The board recently approved changes to three policies directly dealing with allegations that (1) SCSD allowed Bibles to be distributed at two elementary schools; (2) a youth minister from a local Baptist church was allowed to proselytize to students at a middle school during lunch; and (3) teachers at another middle school led students in prayer during club meetings.
Schools will now either limit or eliminate student interaction with individuals distributing materials, such as Bibles, in order “to avoid coercion, proselytizing or the appearance of endorsement,” the policy states. School personnel must refrain from specifically promoting or announcing, to the exclusion of all other materials, the availability of another private organization’s materials.
Another policy revision spells out that visitors to schools may not approach or solicit students. Visitors present during the school day must only meet with the individuals they’re signed in to see; students are not, however, prohibited from voluntarily approaching visitors. School personnel serving as club sponsors are strictly prohibited from engaging in any conduct that creates the appearance of endorsement of the organization’s or club’s messages or ideas, but must only serve in a supervisory role.

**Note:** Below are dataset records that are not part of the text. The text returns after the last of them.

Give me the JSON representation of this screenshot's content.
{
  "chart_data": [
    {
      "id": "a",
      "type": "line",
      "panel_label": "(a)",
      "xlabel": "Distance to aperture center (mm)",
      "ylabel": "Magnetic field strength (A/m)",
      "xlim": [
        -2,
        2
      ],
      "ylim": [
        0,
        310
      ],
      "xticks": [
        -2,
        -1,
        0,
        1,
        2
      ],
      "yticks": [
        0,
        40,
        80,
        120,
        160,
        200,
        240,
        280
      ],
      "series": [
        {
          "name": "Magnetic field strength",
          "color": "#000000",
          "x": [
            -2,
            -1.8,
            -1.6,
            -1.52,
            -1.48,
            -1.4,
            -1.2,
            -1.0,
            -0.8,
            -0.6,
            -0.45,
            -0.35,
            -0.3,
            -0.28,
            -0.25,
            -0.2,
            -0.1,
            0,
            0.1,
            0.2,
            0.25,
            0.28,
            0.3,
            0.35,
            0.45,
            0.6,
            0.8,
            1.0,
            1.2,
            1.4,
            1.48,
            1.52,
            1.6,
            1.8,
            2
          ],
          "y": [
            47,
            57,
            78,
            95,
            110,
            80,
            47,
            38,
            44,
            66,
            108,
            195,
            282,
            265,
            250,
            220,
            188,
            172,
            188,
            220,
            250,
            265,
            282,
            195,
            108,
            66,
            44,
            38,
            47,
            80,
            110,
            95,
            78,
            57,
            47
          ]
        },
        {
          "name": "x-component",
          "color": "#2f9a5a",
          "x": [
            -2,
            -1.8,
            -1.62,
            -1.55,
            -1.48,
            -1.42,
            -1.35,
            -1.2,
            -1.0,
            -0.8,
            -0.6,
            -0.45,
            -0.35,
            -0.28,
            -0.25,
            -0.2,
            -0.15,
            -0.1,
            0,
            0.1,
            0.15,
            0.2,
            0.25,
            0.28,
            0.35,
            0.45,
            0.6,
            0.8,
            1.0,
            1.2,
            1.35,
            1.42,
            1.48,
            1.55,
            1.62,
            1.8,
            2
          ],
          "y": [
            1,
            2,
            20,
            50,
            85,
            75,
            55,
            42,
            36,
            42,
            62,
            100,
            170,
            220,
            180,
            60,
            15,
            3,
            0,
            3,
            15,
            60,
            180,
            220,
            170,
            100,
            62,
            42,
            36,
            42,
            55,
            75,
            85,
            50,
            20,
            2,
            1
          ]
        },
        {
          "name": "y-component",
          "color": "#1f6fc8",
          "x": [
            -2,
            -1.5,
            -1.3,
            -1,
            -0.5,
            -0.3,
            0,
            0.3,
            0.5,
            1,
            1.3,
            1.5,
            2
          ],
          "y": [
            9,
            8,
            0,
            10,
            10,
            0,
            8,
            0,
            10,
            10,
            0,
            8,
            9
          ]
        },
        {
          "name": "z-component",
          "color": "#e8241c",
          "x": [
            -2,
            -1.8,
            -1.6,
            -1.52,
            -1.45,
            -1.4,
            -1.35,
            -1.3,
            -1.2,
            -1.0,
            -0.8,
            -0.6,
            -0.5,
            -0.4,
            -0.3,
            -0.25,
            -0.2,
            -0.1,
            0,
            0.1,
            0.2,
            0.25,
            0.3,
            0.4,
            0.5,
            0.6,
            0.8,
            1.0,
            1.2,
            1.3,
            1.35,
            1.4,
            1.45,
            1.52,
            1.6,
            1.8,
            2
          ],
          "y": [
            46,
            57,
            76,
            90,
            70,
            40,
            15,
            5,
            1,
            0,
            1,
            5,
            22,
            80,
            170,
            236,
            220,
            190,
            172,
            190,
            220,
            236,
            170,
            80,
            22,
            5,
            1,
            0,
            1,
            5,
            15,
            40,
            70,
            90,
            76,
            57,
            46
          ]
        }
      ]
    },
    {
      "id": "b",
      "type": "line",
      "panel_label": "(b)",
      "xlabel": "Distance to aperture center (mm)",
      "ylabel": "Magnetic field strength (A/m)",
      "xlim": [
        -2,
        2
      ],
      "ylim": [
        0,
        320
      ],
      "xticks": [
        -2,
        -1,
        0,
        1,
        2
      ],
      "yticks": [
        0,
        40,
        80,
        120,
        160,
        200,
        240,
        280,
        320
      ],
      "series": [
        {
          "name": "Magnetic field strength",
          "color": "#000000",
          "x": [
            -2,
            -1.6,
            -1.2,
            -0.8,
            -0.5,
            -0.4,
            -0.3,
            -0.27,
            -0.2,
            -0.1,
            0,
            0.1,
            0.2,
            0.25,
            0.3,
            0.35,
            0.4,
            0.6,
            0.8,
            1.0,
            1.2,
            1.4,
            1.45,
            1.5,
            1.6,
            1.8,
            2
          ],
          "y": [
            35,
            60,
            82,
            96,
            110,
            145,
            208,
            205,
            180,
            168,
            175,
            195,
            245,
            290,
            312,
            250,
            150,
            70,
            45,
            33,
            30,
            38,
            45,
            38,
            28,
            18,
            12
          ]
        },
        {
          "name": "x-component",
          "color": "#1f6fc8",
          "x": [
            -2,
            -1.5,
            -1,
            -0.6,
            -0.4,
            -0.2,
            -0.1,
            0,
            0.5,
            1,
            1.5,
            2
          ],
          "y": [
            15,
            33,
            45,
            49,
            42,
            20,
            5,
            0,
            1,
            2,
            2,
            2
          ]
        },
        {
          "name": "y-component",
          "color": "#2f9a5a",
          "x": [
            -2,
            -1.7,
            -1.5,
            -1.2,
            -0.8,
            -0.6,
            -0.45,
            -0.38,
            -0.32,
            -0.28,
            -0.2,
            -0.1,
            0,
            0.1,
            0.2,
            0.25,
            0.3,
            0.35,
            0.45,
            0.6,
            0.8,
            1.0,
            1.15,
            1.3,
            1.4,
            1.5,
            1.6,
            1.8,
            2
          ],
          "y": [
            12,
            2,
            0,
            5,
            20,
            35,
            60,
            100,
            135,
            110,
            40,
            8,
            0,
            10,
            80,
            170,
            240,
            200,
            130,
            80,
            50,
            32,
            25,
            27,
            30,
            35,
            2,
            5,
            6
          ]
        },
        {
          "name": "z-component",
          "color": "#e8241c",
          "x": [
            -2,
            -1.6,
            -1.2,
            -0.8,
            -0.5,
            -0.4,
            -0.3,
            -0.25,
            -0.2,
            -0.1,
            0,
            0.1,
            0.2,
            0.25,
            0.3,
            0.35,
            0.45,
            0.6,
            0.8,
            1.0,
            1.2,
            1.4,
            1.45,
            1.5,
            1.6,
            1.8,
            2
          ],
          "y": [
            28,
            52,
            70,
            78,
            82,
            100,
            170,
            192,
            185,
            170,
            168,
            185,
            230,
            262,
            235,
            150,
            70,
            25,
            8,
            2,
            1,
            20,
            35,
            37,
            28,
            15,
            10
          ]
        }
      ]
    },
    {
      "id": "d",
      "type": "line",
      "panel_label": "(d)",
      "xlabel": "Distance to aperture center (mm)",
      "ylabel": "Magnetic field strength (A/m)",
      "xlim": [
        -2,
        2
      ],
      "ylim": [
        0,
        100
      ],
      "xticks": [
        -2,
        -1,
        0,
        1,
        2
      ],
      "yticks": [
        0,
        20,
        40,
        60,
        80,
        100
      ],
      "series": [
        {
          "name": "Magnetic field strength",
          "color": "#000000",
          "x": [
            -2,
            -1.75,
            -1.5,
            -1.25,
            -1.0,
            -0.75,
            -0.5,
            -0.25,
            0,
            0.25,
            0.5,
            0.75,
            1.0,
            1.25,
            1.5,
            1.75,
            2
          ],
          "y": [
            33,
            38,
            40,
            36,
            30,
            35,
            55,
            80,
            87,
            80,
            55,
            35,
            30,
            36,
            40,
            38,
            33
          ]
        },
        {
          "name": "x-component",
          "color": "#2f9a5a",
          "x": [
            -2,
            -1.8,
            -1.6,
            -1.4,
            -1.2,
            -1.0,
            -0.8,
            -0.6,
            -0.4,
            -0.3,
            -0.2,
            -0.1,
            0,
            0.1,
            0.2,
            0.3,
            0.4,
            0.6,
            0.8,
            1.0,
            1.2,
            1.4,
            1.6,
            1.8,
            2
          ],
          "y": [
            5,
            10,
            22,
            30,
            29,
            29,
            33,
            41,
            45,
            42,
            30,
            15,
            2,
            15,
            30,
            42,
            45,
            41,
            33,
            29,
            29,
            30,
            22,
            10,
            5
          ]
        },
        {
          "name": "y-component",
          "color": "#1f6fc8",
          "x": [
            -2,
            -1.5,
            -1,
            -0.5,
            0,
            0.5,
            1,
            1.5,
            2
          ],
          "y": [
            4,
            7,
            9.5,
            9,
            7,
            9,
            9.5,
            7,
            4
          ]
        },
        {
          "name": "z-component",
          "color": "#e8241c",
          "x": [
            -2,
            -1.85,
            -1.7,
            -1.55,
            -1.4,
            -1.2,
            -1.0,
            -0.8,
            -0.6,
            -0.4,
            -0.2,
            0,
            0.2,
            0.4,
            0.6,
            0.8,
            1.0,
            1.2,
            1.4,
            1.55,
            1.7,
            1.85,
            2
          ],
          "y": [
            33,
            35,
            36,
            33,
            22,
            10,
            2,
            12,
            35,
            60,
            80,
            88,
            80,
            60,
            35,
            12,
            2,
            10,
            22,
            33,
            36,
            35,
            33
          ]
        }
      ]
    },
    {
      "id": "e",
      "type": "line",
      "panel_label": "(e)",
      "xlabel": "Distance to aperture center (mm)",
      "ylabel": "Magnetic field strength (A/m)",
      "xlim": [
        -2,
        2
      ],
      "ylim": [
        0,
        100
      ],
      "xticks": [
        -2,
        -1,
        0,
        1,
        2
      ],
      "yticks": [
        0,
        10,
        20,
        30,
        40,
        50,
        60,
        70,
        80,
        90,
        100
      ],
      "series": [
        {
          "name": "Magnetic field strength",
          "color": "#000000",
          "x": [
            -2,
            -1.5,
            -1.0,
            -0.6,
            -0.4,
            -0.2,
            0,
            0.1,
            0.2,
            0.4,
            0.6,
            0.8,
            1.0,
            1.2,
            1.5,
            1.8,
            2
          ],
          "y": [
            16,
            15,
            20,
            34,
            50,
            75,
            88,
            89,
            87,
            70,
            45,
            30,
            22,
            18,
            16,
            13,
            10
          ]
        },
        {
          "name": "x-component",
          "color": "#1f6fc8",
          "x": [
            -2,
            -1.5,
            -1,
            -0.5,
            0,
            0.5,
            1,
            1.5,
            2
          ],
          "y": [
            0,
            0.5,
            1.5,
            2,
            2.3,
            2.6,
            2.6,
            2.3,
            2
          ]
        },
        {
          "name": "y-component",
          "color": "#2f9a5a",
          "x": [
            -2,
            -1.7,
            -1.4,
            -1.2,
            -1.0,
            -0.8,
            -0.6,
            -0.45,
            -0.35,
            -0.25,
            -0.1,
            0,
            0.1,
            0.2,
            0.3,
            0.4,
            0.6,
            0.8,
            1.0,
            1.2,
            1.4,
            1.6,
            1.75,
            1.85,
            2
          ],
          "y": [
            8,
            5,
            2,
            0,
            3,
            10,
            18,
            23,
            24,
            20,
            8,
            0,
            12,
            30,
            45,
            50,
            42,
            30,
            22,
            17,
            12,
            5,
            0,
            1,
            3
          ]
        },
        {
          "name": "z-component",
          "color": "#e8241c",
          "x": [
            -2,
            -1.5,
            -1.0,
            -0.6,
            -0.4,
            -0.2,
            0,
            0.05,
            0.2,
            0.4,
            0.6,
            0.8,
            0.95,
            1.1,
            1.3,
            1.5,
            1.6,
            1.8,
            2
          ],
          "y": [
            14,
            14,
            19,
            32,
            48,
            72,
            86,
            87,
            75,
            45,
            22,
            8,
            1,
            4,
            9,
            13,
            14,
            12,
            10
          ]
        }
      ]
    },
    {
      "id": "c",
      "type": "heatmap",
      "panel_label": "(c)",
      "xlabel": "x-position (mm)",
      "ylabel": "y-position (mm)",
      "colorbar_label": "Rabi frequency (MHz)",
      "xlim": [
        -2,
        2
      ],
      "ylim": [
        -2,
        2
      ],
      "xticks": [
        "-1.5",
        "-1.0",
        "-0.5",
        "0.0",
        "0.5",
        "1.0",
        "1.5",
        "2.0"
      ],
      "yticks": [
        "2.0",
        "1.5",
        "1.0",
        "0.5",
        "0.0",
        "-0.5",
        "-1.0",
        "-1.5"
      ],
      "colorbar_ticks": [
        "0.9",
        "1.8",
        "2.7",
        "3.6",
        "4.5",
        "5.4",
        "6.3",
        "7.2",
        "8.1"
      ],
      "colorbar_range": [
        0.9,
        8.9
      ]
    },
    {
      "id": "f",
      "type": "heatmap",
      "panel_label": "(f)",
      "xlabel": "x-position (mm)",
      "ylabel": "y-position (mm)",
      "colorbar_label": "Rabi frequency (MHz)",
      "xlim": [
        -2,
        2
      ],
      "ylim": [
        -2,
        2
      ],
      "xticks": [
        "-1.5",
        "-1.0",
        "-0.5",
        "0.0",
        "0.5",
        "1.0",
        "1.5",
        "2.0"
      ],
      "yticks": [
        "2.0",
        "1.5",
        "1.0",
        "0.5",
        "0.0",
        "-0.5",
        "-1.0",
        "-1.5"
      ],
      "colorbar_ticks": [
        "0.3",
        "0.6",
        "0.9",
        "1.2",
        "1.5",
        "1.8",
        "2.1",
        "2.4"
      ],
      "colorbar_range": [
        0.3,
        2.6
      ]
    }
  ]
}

Wesley Southerland, an attorney with the American Center for Law & Justice, which is representing SCBOE in the suit, denied that the revisions are a compromise with the ACLU-TN. Instead he characterized them as simply a clarification of policies and procedures. He also noted that it might be possible that more policies related to the allegations will be revised in the coming months. “We’re reviewing all the policies at this point and advising the board on how to proceed,” he said.
Source: Tennessean, 7/13/11, By Jennifer Easton
[Editor's Note: In April 2011, Legal Clips summarized the Tennessean's report on ACLU-TN's suit charging that SCBOE is promoting Christianity in violation of the U.S. Constitution. The article noted that ACLU-TN is representing a group of parents who allege that the school system has shown a pattern of endorsing religion since at least 2006.
The complaint provides several examples of the school system allegedly promoting Christianity, including the distribution of Bibles in at least two schools; a teacher who displayed a cross on a classroom wall; sectarian prayers over the loudspeaker and at school events; and graduation ceremonies for three high schools at Long Hollow Baptist Church.]